對於通常比稀有SNP歷史更為久遠的普通SNP,LD的模式在很大程度上反映了歷史重組和人口統計事件。一些重組事件的“熱點”重複發生。這些過程的結果是,當前染色體是祖先染色體區域的鑲嵌圖。這解釋了以下觀察結果:LD的單倍型和模式由種群內以及通常在種群之間的明顯無關的染色體共享。
基因分型
每個基因分型中心負責對分配的染色體區域上所有選定SNP的所有樣本進行基因分型。在這些中心中,總共使用了五種高通量基因分型技術,這將為比較它們的準確性,成功率,通量和成本提供機會。
在專案開始時,為所有中心分配了相同的隨機選擇的1500個SNP,用於在用於該專案的90個CEPH DNA樣品中進行分析開發和基因分型。基因分型中心產生的資料平均完成率超過99.2%,準確率超過99.5%(與至少兩個其他平臺的共識相比)。

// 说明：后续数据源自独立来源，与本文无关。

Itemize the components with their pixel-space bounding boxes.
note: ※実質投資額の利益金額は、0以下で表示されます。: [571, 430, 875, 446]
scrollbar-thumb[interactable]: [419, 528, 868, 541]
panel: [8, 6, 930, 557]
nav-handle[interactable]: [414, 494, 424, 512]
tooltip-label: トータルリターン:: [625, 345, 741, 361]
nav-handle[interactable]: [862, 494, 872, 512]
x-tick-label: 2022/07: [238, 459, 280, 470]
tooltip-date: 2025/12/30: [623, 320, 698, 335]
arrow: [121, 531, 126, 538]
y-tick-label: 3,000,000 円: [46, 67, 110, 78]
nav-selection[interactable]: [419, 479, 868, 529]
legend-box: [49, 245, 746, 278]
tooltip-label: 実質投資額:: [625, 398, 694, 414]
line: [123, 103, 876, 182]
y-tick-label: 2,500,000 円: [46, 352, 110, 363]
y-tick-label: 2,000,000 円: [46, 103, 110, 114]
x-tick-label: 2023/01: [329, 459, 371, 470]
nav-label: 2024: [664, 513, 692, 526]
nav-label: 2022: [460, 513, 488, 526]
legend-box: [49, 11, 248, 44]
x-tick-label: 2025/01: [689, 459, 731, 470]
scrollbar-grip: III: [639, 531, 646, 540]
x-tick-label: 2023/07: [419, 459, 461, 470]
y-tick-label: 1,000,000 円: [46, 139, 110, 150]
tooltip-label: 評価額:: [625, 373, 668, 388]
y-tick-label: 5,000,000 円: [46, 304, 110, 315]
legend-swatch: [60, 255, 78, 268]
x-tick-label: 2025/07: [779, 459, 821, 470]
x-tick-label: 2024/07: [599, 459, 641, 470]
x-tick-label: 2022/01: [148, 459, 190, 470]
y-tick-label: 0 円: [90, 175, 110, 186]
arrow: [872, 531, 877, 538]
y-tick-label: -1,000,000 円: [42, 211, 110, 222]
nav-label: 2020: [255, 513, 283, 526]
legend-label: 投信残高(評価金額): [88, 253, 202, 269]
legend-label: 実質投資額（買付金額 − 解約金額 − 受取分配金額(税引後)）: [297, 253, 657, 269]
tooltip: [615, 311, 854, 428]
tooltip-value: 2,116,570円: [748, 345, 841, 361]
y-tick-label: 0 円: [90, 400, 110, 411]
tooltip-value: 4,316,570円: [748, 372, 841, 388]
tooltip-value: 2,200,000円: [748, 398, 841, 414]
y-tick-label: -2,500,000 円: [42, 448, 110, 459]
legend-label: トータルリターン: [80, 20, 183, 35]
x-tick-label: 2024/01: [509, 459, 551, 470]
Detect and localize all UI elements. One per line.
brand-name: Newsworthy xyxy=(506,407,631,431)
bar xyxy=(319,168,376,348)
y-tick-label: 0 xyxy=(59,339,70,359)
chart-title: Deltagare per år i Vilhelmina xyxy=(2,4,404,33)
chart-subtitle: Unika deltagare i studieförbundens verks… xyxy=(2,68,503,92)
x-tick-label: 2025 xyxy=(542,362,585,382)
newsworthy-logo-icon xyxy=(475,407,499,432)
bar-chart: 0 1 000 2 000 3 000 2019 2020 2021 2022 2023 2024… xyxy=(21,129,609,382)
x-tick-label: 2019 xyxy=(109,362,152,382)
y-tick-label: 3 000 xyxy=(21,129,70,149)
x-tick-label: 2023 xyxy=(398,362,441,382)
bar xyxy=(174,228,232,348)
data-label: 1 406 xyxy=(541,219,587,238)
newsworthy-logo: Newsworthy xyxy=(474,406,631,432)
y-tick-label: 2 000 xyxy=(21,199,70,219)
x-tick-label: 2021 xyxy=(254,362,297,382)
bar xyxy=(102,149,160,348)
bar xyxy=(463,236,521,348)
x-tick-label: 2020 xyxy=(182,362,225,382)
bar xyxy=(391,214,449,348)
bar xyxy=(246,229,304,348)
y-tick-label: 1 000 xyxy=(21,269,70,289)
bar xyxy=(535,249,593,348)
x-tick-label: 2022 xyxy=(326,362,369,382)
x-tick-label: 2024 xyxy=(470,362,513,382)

其次,每個基因分型實驗均包括用於內部質量檢查的樣品,每個96孔板均包含五個不同樣品的重複樣品和一個空白。此外,來自trios的資料可檢查SNP等位基因的孟德爾遺傳是否一致。對於所有種群,無關樣本的資料可檢查SNP是否處於Hardy-Weinberg平衡狀態(遺傳交配模式的檢驗)。儘管一小部分SNP可能出於生物學原因未能通過這些檢查,但如果基因分型平臺出現一致的錯誤(例如召回雜合子),則它們更通常會失敗。
第三,將隨機選擇每個中心儲存的SNP基因型樣本,並由其他中心重新進行基因分型。
這些嚴格的第三方質量評估將確保專案產生的資料的完整性和可靠性。
資料分析
該專案將採用現有和新方法來分析和顯示資料。對於成對的marker間,LD將使用標準的措施,例如來計算\(d'\),\(r^2\)等。各種方法正在定義沿染色體的高LD和單倍型區域上被評估。現有的方法包括 ‘sliding window’ LD profiles
, LD unit maps
, haplotype blocks
和沿染色體的減數分裂重組率的估計
。
在專案的第一階段對LD進行分析後,將確定LD很少或沒有LD的區域,並對其進行排名,以進行進一步的SNP選擇和基因分型。未來將將開發和評估選擇標記SNP的最佳集合的方法,以提供資料檢視和標記SNP。
當HapMap用於檢查較大的基因組區域時,對數萬至數十萬的SNP和單倍型進行疾病關聯測試將產生多重比較的問題。這將導致難以區分真假結果。因此,新的統計方法,變異的複製研究和功能分析對於確認發現和識別功能上重要的SNP至關重要。